Mata Jibril membelalak, Jibril kaget setengah mati, apa salah dan dosa ibu dan anak ini? sampai dibunuh sedemikian rupa, yang juga membuat Jibril kaget, ternyata tongkat yang diacung-acungkan oleh mereka adalah alat yang digunakan untuk membunuh, dan tidak perlu ditusukkan, Jibril tidak tahu alat apa lagi itu yang digunakan manusia untuk membunuh. Ah, dia ingat, bukankah dulu sudah ada tongkat seperti itu, digunakan oleh orang-orang Cina untuk pertunjukan kembang api dan akhirnya untuk senjata.

Rumah demi rumah diobrak-abrik, dan semua penghuninya dibunuh. Jibril shock berat, mengapa orang-rang berkulit putih yang berbahasa Arab itu membunuhi orang-orang berkulit hitam. Galau menggelayut dalam diri Jibril, setitik air mata menunjukkan simpatinya, Jibril bergetar, dan akhirnya terbang berkeliling.
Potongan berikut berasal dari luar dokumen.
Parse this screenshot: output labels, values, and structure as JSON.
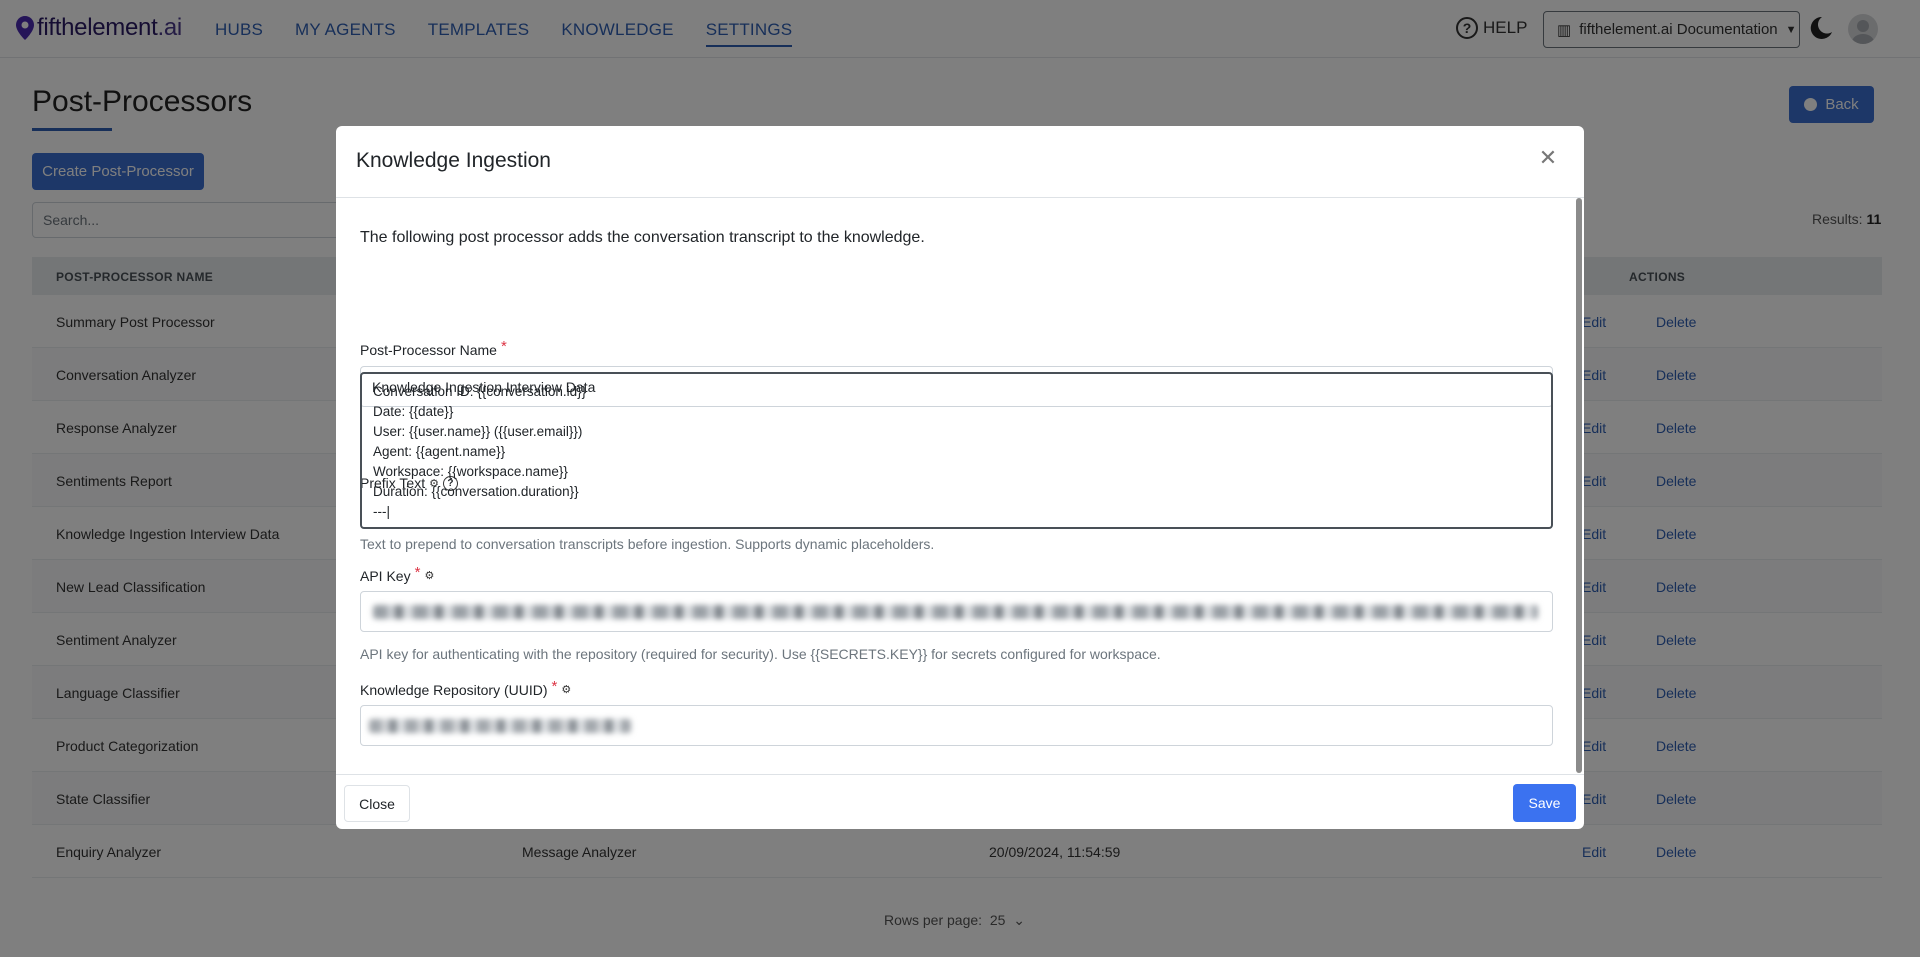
{
  "nav": {
    "brand_name": "fifthelement",
    "brand_suffix": ".ai",
    "links": [
      "HUBS",
      "MY AGENTS",
      "TEMPLATES",
      "KNOWLEDGE",
      "SETTINGS"
    ],
    "active": "SETTINGS",
    "help": "HELP",
    "workspace": "fifthelement.ai Documentation"
  },
  "page": {
    "title": "Post-Processors",
    "back": "Back",
    "create": "Create Post-Processor",
    "search_placeholder": "Search...",
    "results_label": "Results:",
    "results_count": "11",
    "rows_per_page_label": "Rows per page:",
    "rows_per_page": "25"
  },
  "table": {
    "headers": {
      "name": "POST-PROCESSOR NAME",
      "actions": "ACTIONS"
    },
    "rows": [
      {
        "name": "Summary Post Processor"
      },
      {
        "name": "Conversation Analyzer"
      },
      {
        "name": "Response Analyzer"
      },
      {
        "name": "Sentiments Report"
      },
      {
        "name": "Knowledge Ingestion Interview Data"
      },
      {
        "name": "New Lead Classification"
      },
      {
        "name": "Sentiment Analyzer"
      },
      {
        "name": "Language Classifier"
      },
      {
        "name": "Product Categorization"
      },
      {
        "name": "State Classifier"
      },
      {
        "name": "Enquiry Analyzer",
        "type": "Message Analyzer",
        "date": "20/09/2024, 11:54:59"
      }
    ],
    "edit_label": "Edit",
    "delete_label": "Delete"
  },
  "modal": {
    "title": "Knowledge Ingestion",
    "intro": "The following post processor adds the conversation transcript to the knowledge.",
    "name_label": "Post-Processor Name",
    "name_value": "Knowledge Ingestion Interview Data",
    "prefix_label": "Prefix Text",
    "prefix_value": "Conversation ID: {{conversation.id}}\nDate: {{date}}\nUser: {{user.name}} ({{user.email}})\nAgent: {{agent.name}}\nWorkspace: {{workspace.name}}\nDuration: {{conversation.duration}}\n---|",
    "prefix_help": "Text to prepend to conversation transcripts before ingestion. Supports dynamic placeholders.",
    "api_label": "API Key",
    "api_help": "API key for authenticating with the repository (required for security). Use {{SECRETS.KEY}} for secrets configured for workspace.",
    "repo_label": "Knowledge Repository (UUID)",
    "close": "Close",
    "save": "Save"
  },
  "colors": {
    "accent": "#3b6fd0",
    "save": "#3b72f0",
    "required": "#dc3545"
  }
}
Tak jauh dari situ dia melihat kendaraan-kendaraan yang aneh berwarna putih yang belum pernah ia lihat sebelumnya, mempunyai roda empat berwarna hitam bertuliskan UN di sampingnya. Jibril penasaran terdampar di daerah manakah dia, kok manusia begitu tega membunuh sesamanya. Darfur,[2] ya daerah ini bernama Darfur, tertera di salah satu tenda yang didiami oleh beberapa wanita dan anak-anak berkulit hitam. Jibril semakin sedih, di sebelah sana terlihat beberapa wanita berebutan air, dan di sebelah tenda seorang anak kurus menangis, mulutnya dikerubuti banyak lalat.

Jibril kecewa, dia tidak mau liburannya rusak gara-gara pemandangan semacam ini. Dia segera terbang setinggi-tingginya dan mencoba mencari daerah lain yang mungkin lebih indah dan damai.
Untuk mengurangi sedihnya, Jibril bernyanyi lagu-lagu klasik Yunani, sayapnya ia gesek-gesekan sehingga bersuara menyerupai kithara,[3] menyanyikan lagu-lagu moral yang dianjurkan oleh Plato dan Aristoteles.
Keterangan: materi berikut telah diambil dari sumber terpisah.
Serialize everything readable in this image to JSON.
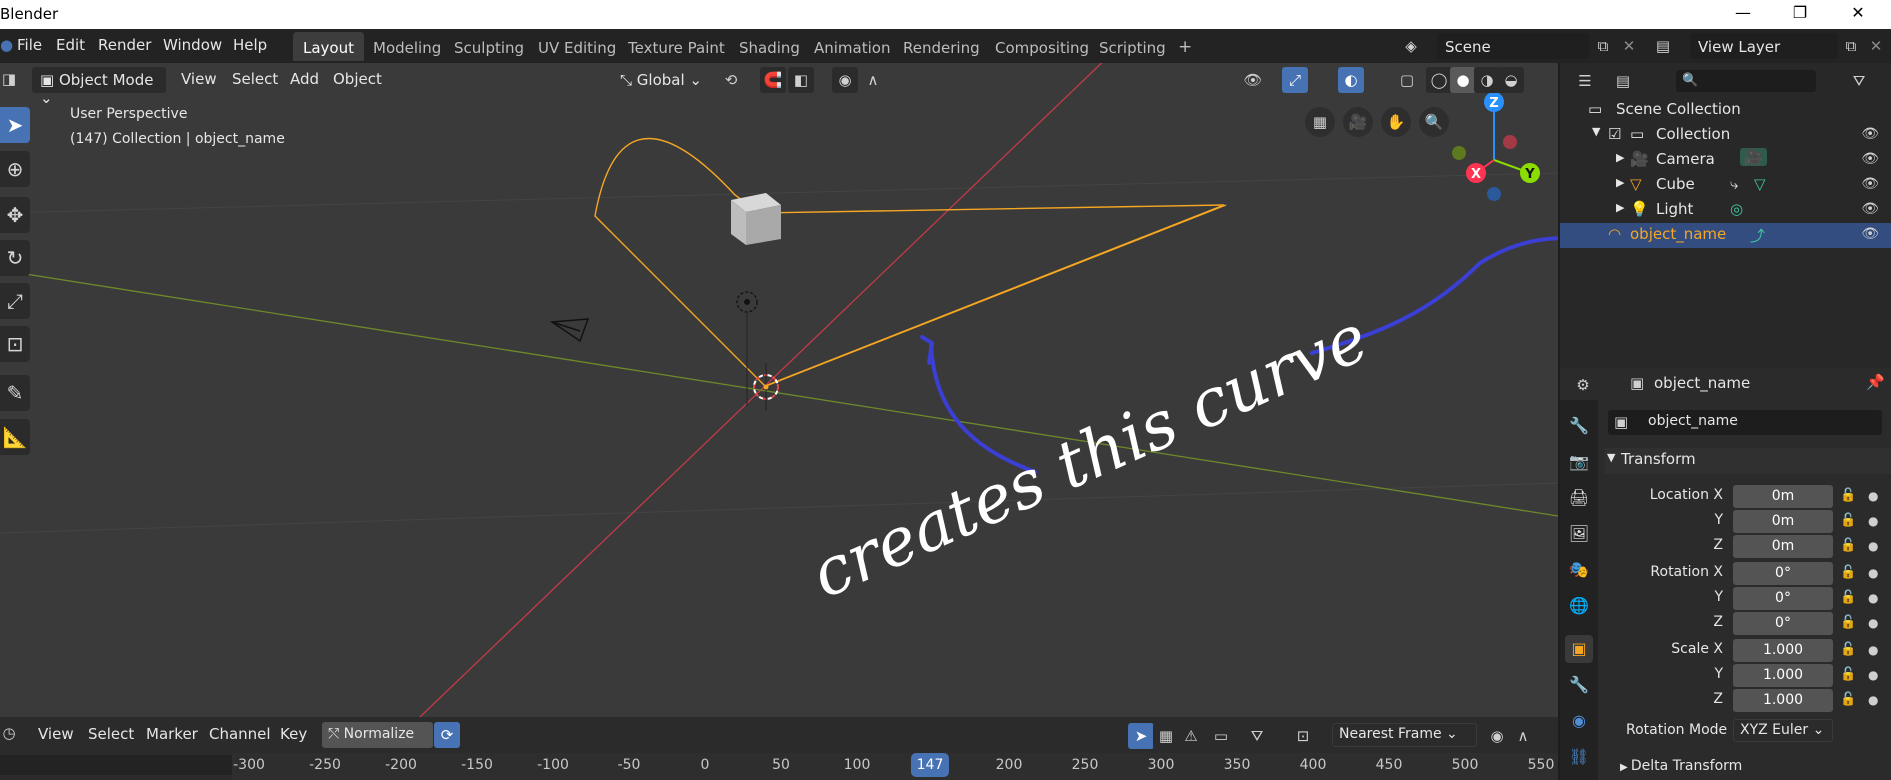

Jibril melayang-layang tak tentu arah di angkasa luas, ia berusaha lepas dari pemandangan mengerikan yang baru saja dilihatnya. Setelah dirasa agak tenang, Jibril segera berpikir untuk melanjutkan perjalanan nostalgianya. Kali ini dia tidak mau terdampar lagi di tempat yang salah. Setelah beberapa waktu berpikir, akhirnya dia memilih Jerusalem sebagai persinggahan selanjutnya.
Kota yang indah itu, kota yang disucikan oleh tiga agama besar, tempat kelahiran Yesus, tempat istana besar Solomon (Sulaiman) pernah dibangun, dan tempat dimana Muhammad pernah mengarahkan mukanya waktu sembahyang. Jerusalem pastilah tenang dan damai, karena rahmat tiga agama yang telah dibawanya. Tempat yang bagus untuk mengisi liburan singkat Jibril di bumi.

Dari angkasa, Jibril segera melesat ke bawah sedikit ke arah utara dari tempatnya semula, utara? Jibril tersenyum, arah? arah ya arah, khayalan manusia saja apa yang disebut “arah” itu. Sama saja dengan batas, semesta ini tak berbatas, semakin luas malah, mengembang ke segala arah. Atau juga langit, mana ada langit, manusia memang ada-ada saja. Tapi Jibril memang maklum, sama Tuhan manusia memang dibikin tidak terlalu pinter, wong sebodoh itu saja sudah keminter,[4] apalagi kalau dibikin pinter. 

Jibril juga terkadang sedikit protes, kenapa Tuhan menyembunyikan identitas-Nya, memberi tahu manusia cuma setengah hati, celakanya manusia jadi sok tahu lagi. Jibril langsung menuju bukit Zion, dimana sudah berdiri Masjid indah berkubah warna emas, Al-Aqsa. Ribuan tahun yg lalu, Haikal Sulaiman pun tak kalah indahnya. Termangu di emperan masjid, Jibril melihat sekeliling.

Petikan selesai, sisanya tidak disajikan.